Luis de Góngora y Argote was born in Córdova, Spain, on July 11, 1561. He was the son of Francisco de Argote and Leonor de Góngora. His use of his mother’s surname before his father’s, not an unusual practice in Spain, was a result of economic considerations and a desire to carry a more euphonic name (Góngora was extremely fond of proparoxytonic words). It seems that, coming from an aristocratic family, his father originally intended to make his son a lawyer and to place him, through various political connections, in the court of the Habsburg rulers. Consequently, the young Don Luis was sent to study at Salamanca, where he never completed his studies because he spent most of his time writing poems, flirting, and gambling. Góngora nevertheless was able to learn in depth Latin, Greek, and classical literature and mythology. His maternal uncle, who held a hereditary position at the Cathedral of Córdova, convinced the young poet to enter the church. Góngora became a deacon and in 1585 inherited his uncle’s position; he was not ordained as a priest until almost thirty years later.
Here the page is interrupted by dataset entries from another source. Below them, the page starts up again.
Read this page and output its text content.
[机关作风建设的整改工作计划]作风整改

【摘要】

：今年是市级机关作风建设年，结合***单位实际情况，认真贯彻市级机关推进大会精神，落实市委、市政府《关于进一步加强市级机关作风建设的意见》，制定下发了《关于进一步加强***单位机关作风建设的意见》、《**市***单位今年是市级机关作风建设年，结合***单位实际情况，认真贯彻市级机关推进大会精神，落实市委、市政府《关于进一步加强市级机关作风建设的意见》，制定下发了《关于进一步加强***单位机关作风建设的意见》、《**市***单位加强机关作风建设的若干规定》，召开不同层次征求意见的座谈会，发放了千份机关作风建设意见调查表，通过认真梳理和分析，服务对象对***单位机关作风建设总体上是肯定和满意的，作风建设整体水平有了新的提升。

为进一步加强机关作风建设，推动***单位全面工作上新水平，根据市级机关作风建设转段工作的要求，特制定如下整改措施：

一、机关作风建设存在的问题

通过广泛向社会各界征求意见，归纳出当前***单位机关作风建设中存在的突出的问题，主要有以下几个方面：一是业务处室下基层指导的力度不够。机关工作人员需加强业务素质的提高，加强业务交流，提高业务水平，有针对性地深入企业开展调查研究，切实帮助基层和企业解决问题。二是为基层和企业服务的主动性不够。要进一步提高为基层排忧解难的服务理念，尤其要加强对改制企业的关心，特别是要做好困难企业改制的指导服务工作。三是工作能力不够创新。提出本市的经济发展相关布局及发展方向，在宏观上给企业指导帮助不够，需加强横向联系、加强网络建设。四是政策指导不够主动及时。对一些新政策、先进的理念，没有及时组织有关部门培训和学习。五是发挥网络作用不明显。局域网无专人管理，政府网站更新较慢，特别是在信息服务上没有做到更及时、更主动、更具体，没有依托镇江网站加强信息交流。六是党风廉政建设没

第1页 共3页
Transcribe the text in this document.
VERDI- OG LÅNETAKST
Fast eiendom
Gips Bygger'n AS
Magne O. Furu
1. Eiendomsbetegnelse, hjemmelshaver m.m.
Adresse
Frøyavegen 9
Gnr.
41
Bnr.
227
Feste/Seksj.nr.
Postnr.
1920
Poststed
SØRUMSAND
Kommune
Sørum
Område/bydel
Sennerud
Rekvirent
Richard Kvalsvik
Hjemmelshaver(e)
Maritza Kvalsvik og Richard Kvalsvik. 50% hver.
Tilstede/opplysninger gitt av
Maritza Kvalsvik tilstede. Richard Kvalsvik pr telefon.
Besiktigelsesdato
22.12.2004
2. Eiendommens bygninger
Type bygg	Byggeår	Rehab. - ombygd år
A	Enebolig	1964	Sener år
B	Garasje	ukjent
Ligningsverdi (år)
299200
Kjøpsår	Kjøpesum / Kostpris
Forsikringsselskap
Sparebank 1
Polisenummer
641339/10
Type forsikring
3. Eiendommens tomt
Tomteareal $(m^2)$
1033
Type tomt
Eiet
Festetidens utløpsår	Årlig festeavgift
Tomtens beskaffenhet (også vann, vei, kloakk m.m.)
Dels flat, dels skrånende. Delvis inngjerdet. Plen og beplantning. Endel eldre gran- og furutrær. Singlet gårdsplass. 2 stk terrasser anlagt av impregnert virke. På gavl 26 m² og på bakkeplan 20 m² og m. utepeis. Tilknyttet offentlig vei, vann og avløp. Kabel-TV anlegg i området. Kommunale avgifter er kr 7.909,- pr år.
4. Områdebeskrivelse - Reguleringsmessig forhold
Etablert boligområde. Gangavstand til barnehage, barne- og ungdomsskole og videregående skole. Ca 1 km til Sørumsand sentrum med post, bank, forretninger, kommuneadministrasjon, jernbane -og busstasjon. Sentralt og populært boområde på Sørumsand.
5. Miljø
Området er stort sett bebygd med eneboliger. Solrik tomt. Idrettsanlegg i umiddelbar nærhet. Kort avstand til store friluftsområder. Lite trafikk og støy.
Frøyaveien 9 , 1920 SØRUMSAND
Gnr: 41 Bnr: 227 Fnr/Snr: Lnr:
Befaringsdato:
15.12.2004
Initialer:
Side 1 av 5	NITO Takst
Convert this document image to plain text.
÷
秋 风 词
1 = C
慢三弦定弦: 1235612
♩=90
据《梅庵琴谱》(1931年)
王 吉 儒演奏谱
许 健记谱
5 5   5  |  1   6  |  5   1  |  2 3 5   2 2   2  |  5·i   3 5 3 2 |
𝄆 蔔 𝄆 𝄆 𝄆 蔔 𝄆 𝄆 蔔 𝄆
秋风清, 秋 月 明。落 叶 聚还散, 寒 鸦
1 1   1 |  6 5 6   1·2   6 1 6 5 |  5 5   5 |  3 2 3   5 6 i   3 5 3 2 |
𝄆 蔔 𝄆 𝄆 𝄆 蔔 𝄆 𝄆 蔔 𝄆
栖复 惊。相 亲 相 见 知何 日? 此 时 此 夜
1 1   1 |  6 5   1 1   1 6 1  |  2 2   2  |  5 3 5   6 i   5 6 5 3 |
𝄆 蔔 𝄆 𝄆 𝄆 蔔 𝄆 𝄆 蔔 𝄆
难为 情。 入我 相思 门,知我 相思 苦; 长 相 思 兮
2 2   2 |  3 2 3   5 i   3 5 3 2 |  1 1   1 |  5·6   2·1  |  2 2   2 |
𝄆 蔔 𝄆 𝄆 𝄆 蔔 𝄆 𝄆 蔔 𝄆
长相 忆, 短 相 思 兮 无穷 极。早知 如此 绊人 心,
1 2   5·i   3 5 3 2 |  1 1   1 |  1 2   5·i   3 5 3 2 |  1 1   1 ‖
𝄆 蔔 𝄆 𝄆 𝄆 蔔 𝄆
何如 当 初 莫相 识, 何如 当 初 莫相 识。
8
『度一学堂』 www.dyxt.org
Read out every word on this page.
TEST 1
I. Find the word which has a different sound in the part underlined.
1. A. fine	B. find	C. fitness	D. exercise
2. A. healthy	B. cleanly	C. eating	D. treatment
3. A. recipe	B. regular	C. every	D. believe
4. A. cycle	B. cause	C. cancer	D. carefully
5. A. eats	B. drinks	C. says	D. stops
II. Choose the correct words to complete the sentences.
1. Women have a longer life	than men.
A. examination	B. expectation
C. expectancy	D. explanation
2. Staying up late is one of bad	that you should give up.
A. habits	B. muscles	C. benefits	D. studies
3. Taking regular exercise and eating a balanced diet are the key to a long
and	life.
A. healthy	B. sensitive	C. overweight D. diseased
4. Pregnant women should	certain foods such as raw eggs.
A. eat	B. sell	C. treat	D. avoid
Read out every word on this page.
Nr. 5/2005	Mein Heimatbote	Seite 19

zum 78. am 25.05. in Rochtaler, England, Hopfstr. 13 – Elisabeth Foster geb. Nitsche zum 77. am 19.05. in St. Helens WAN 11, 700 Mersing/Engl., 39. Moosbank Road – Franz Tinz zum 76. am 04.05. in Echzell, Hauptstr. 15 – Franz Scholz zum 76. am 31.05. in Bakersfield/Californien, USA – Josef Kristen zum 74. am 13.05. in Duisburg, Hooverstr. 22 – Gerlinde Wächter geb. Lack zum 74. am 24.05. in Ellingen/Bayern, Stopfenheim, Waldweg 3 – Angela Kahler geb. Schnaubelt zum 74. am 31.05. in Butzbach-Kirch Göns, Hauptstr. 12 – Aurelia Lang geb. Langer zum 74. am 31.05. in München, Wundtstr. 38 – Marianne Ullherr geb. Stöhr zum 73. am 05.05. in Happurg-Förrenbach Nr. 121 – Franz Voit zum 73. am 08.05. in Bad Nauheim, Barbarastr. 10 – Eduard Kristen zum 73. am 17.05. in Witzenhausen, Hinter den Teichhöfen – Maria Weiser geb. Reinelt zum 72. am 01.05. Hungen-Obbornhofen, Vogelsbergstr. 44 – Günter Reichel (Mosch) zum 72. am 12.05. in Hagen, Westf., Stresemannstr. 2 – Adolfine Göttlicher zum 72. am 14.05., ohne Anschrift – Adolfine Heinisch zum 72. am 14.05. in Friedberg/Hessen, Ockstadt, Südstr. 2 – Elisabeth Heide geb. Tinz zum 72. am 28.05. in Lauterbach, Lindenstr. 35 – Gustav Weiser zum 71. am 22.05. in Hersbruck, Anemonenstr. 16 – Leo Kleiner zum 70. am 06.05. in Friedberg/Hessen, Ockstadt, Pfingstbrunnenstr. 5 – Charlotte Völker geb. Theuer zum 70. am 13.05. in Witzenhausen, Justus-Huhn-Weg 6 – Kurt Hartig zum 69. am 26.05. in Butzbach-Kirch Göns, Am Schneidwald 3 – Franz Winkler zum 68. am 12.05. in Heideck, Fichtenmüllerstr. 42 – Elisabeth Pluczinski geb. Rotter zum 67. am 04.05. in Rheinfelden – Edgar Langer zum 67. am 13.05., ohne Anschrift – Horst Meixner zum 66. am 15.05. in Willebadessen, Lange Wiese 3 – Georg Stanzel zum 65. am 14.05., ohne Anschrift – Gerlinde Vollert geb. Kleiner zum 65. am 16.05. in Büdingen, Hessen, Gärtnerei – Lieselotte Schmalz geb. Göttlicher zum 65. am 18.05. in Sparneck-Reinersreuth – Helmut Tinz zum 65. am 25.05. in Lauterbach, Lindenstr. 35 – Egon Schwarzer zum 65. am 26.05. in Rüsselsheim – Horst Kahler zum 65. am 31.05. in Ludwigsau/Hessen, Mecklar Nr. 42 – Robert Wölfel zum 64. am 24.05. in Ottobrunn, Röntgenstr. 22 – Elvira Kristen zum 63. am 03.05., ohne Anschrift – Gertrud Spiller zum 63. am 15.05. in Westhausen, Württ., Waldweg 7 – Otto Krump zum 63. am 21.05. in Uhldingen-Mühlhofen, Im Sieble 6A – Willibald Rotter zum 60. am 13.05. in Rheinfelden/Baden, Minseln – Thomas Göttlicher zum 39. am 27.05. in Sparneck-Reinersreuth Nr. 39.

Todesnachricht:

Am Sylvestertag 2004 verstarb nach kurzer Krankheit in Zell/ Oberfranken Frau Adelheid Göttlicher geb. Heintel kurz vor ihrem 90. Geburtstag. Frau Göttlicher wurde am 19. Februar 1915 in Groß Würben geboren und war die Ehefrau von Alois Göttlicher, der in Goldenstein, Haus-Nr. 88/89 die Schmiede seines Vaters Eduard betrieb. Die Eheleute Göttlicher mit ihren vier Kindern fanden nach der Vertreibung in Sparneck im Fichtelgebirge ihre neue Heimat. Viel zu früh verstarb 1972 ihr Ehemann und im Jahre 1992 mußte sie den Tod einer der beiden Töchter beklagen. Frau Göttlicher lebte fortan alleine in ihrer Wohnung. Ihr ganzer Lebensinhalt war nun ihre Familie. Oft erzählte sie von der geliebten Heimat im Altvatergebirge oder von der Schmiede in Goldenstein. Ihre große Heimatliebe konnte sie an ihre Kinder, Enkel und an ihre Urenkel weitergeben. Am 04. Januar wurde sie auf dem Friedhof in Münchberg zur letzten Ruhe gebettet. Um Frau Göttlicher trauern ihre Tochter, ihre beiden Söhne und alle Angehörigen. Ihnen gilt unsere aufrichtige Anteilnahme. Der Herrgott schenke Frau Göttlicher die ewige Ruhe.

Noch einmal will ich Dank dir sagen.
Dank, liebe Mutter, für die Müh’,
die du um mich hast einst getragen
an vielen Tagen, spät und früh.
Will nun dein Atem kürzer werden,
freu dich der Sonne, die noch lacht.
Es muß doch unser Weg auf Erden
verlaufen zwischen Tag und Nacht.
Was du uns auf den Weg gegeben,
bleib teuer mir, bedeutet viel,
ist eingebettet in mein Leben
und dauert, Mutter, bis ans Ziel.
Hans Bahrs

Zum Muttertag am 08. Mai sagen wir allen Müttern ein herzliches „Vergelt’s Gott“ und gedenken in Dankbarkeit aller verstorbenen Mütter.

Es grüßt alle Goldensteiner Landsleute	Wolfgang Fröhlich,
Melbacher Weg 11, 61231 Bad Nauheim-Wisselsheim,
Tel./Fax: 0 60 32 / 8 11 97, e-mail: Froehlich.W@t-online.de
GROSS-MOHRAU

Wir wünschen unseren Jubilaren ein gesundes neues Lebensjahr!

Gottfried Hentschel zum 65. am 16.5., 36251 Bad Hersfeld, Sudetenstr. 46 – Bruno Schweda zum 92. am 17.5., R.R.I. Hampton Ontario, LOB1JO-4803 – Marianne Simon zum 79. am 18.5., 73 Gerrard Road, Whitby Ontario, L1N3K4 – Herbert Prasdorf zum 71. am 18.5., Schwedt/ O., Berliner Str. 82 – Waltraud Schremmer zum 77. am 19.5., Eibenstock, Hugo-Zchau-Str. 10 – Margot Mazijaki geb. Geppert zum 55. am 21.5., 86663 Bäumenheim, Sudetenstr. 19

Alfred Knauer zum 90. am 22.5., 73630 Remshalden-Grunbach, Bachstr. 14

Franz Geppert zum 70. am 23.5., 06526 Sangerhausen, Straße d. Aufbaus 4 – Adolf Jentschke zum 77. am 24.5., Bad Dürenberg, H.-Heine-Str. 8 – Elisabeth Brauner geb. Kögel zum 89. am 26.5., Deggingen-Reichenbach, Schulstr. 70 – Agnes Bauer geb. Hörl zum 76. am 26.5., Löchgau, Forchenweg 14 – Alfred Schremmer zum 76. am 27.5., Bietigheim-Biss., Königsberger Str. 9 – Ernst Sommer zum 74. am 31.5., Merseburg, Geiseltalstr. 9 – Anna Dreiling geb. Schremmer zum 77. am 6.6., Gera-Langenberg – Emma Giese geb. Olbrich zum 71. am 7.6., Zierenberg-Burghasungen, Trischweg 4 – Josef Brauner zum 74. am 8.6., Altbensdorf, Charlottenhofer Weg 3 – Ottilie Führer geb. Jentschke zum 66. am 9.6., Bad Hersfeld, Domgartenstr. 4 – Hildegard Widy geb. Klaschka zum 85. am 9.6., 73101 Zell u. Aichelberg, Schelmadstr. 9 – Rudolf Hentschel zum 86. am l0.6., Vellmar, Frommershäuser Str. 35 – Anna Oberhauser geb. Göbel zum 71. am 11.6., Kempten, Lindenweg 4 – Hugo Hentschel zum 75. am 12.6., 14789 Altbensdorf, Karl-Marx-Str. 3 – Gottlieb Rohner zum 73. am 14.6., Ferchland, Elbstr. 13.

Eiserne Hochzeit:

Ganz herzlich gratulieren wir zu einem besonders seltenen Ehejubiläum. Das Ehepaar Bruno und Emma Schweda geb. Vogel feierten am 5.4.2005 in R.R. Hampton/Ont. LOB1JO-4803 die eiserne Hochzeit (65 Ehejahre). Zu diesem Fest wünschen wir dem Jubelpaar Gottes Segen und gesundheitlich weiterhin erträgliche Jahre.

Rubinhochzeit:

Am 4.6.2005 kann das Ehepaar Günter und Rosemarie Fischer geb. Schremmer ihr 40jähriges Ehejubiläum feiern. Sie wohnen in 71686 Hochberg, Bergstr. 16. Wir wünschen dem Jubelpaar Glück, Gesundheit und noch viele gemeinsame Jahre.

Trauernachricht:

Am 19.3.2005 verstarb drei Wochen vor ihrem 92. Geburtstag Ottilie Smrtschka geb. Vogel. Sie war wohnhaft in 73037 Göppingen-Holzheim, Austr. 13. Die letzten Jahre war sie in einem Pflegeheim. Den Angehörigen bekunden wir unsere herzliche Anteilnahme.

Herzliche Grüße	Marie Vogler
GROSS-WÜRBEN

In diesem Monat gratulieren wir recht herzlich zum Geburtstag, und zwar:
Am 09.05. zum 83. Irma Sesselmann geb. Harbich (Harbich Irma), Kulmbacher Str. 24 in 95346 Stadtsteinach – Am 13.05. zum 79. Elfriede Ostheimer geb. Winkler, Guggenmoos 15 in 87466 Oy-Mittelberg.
The young poet was uncomfortable in his role as a churchman. There is a letter extant from the Bishop of Córdova accusing Góngora of not fulfilling his ecclesiastical duties and of preferring bullfights to the chorus. Gónora was also accused of writing profane poetry. He replied sarcastically to these accusations, and a small fine was imposed upon him. Thereafter, Góngora devoted himself to writing poetry, and his name became famous throughout Spain, especially because of his romances, which are included in many of the important collections of the time, such as the Flores of Pedro de Espinoza and the important Romancero general of 1600.
In 1613, with his culteranos, he became the central, if controversial, figure of Spanish poetry. The polemics and debates that his poems aroused, together with their success, moved him to abandon his native Córdova to settle in Madrid in 1617. His hopes of obtaining favors from the government proved futile, and this circumstance, combined with his passion for gambling and a luxurious lifestyle, soon consumed his limited capital. Sad, destitute, and frustrated, he returned to Córdova in 1627, where he died on May 23 of that year.